Make sure you check ReferenceForExpressionEvaluations to see if there is anything helpful there.
How should ImageWrap and ImageClip work?
See if this helps:

You should check out Pixmap for its code related to images. (You don't need to use a Pixmap object itself -- that's more than what you need; just copy and adapt the relevant parts in your code.

Make sure to write test cases for each part (tokenizing, parsing, evaluation). Make a simple test image that will be easy to test.

I keep getting errors about not being able to find the image file, but the image file is there.
One trick to use is to get a File object using the filename and check what its path is (getAbsolutePath()). Does that path match what you expected?
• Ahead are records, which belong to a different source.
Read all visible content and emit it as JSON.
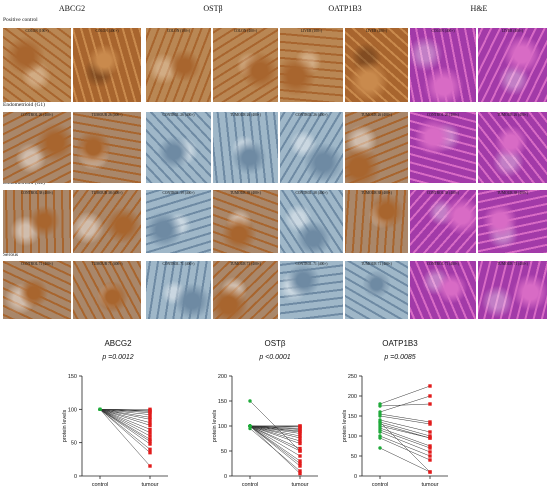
{
  "headers": [
    "ABCG2",
    "OSTβ",
    "OATP1B3",
    "H&E"
  ],
  "rows": [
    {
      "label": "Positive control",
      "kind": "control",
      "captions": [
        "COLON (100×)",
        "COLON (400×)",
        "COLON (100×)",
        "COLON (400×)",
        "LIVER (100×)",
        "LIVER (400×)",
        "COLON (400×)",
        "LIVER (400×)"
      ]
    },
    {
      "label": "Endometrioid (G1)",
      "kind": "tumor",
      "captions": [
        "CONTROL 26 (400×)",
        "TUMOUR 26 (400×)",
        "CONTROL 26 (400×)",
        "TUMOUR 26 (400×)",
        "CONTROL 26 (400×)",
        "TUMOUR 26 (400×)",
        "CONTROL 26 (400×)",
        "TUMOUR 26 (400×)"
      ]
    },
    {
      "label": "Endometrioid (G2)",
      "kind": "tumor",
      "captions": [
        "CONTROL 38 (400×)",
        "TUMOUR 38 (400×)",
        "CONTROL 39 (400×)",
        "TUMOUR 39 (400×)",
        "CONTROL 38 (400×)",
        "TUMOUR 38 (400×)",
        "CONTROL 38 (400×)",
        "TUMOUR 38 (400×)"
      ]
    },
    {
      "label": "Serous",
      "kind": "tumor",
      "captions": [
        "CONTROL 71 (400×)",
        "TUMOUR 71 (400×)",
        "CONTROL 71 (400×)",
        "TUMOUR 71 (400×)",
        "CONTROL 71 (400×)",
        "TUMOUR 71 (400×)",
        "CONTROL 71 (400×)",
        "TUMOUR 71 (400×)"
      ]
    }
  ],
  "colors": {
    "ihc_brown": "#a8652e",
    "ihc_blue": "#9fb7c8",
    "he_purple": "#a23aa8",
    "he_pink": "#d86bc5",
    "control_point": "#1faa3a",
    "tumour_point": "#e21b1b"
  },
  "chart_data": [
    {
      "type": "scatter",
      "title": "ABCG2",
      "pvalue": "p =0.0012",
      "ylabel": "protein levels",
      "categories": [
        "control",
        "tumour"
      ],
      "ylim": [
        0,
        150
      ],
      "yticks": [
        0,
        50,
        100,
        150
      ],
      "pairs": [
        [
          100,
          100
        ],
        [
          100,
          98
        ],
        [
          100,
          97
        ],
        [
          100,
          95
        ],
        [
          100,
          92
        ],
        [
          100,
          88
        ],
        [
          100,
          85
        ],
        [
          100,
          80
        ],
        [
          100,
          76
        ],
        [
          100,
          70
        ],
        [
          100,
          65
        ],
        [
          100,
          60
        ],
        [
          100,
          55
        ],
        [
          100,
          52
        ],
        [
          100,
          48
        ],
        [
          100,
          40
        ],
        [
          100,
          35
        ],
        [
          100,
          15
        ]
      ]
    },
    {
      "type": "scatter",
      "title": "OSTβ",
      "pvalue": "p <0.0001",
      "ylabel": "protein levels",
      "categories": [
        "control",
        "tumour"
      ],
      "ylim": [
        0,
        200
      ],
      "yticks": [
        0,
        50,
        100,
        150,
        200
      ],
      "pairs": [
        [
          150,
          50
        ],
        [
          100,
          100
        ],
        [
          100,
          100
        ],
        [
          100,
          98
        ],
        [
          100,
          95
        ],
        [
          100,
          93
        ],
        [
          100,
          90
        ],
        [
          100,
          88
        ],
        [
          100,
          85
        ],
        [
          100,
          80
        ],
        [
          100,
          76
        ],
        [
          100,
          70
        ],
        [
          100,
          65
        ],
        [
          100,
          55
        ],
        [
          100,
          50
        ],
        [
          100,
          40
        ],
        [
          100,
          30
        ],
        [
          100,
          25
        ],
        [
          100,
          20
        ],
        [
          95,
          10
        ],
        [
          100,
          5
        ]
      ]
    },
    {
      "type": "scatter",
      "title": "OATP1B3",
      "pvalue": "p =0.0085",
      "ylabel": "protein levels",
      "categories": [
        "control",
        "tumour"
      ],
      "ylim": [
        0,
        250
      ],
      "yticks": [
        0,
        50,
        100,
        150,
        200,
        250
      ],
      "pairs": [
        [
          180,
          225
        ],
        [
          175,
          180
        ],
        [
          160,
          200
        ],
        [
          155,
          135
        ],
        [
          150,
          130
        ],
        [
          140,
          110
        ],
        [
          135,
          100
        ],
        [
          130,
          95
        ],
        [
          125,
          95
        ],
        [
          120,
          75
        ],
        [
          115,
          70
        ],
        [
          110,
          60
        ],
        [
          100,
          50
        ],
        [
          95,
          40
        ],
        [
          70,
          10
        ],
        [
          135,
          10
        ]
      ]
    }
  ]
}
You can either change the String that you pass in to make it be the appropriate path, or add an image directory in your image code to say where to look for images.

Error Handling

If there is an error when evaluating an expression, the next [valid] expression evaluated doesn't work either. But, if you press the button again, it works.
Add some print statements to try to figure out what's happening. Is there something leftover from the erroroneous expression?

Testing

I wrote my JUnit test, but the test is failing, and the output is a little strange.
Two things that will make testing easier: overriding toString and equals in the relevant classes that are being compared.
I can't test method X because it's private
If it's private, is there a method that calls that method that you can test instead?
How can I test evaluating the ExpressionTreeNodes?
This should look similar to what we did in class, where we computed what the resulting RGBColor would be at a specific (x,y) coordinate. For example:
        @Test
	public void testFloorEvaluation() {
		Floor myTree = new Floor(new X());
		
		// some straightforward tests
		assertEquals(new RGBColor(0, 0, 0), myTree.evaluate(.4, -1));
		assertEquals(new RGBColor(0, 0, 0), myTree.evaluate(.999, -1));
		assertEquals(new RGBColor(-1, -1, -1), myTree.evaluate(-.7, -1));
		
		// test the ints; remember that y's value doesn't matter
		for (int i = -1; i <= 1; i++) {
			assertEquals(new RGBColor(i, i, i), myTree.evaluate(i, -i));
			assertEquals(new RGBColor(i, i, i), myTree.evaluate(i, i));
		}
		
		double[] tests = {-.7, -.00001, .000001, .5};
		
		for( double testVal : tests) {
			double floorOfTestVal = Math.floor(testVal);
			assertEquals(new RGBColor(floorOfTestVal, floorOfTestVal, floorOfTestVal), myTree.evaluate(testVal, -1));
			assertEquals(new RGBColor(floorOfTestVal, floorOfTestVal, floorOfTestVal), myTree.evaluate(testVal, testVal));
		}
		
	}

GitHub

Eclipse is saying that there are conflicts in our main branch, and I'm unable to merge my branch.
Yeah, that happens. Try to resolve the conflicts. You'll need to decide if you want to use that version or your version or maybe do a merge. After resolving the conflicts, stage them for commitment and then commit. Eclipse's User Guide
My test cases are failing

GUI

Wouldn't it be cool if I could press enter on the text box, and evaluation would happen? How do I do that?
First, consider that you could enter multiple lines in the text box. But, if you decide to go this route, this links to a simple example of how to make the text field respond to the user pressing enter.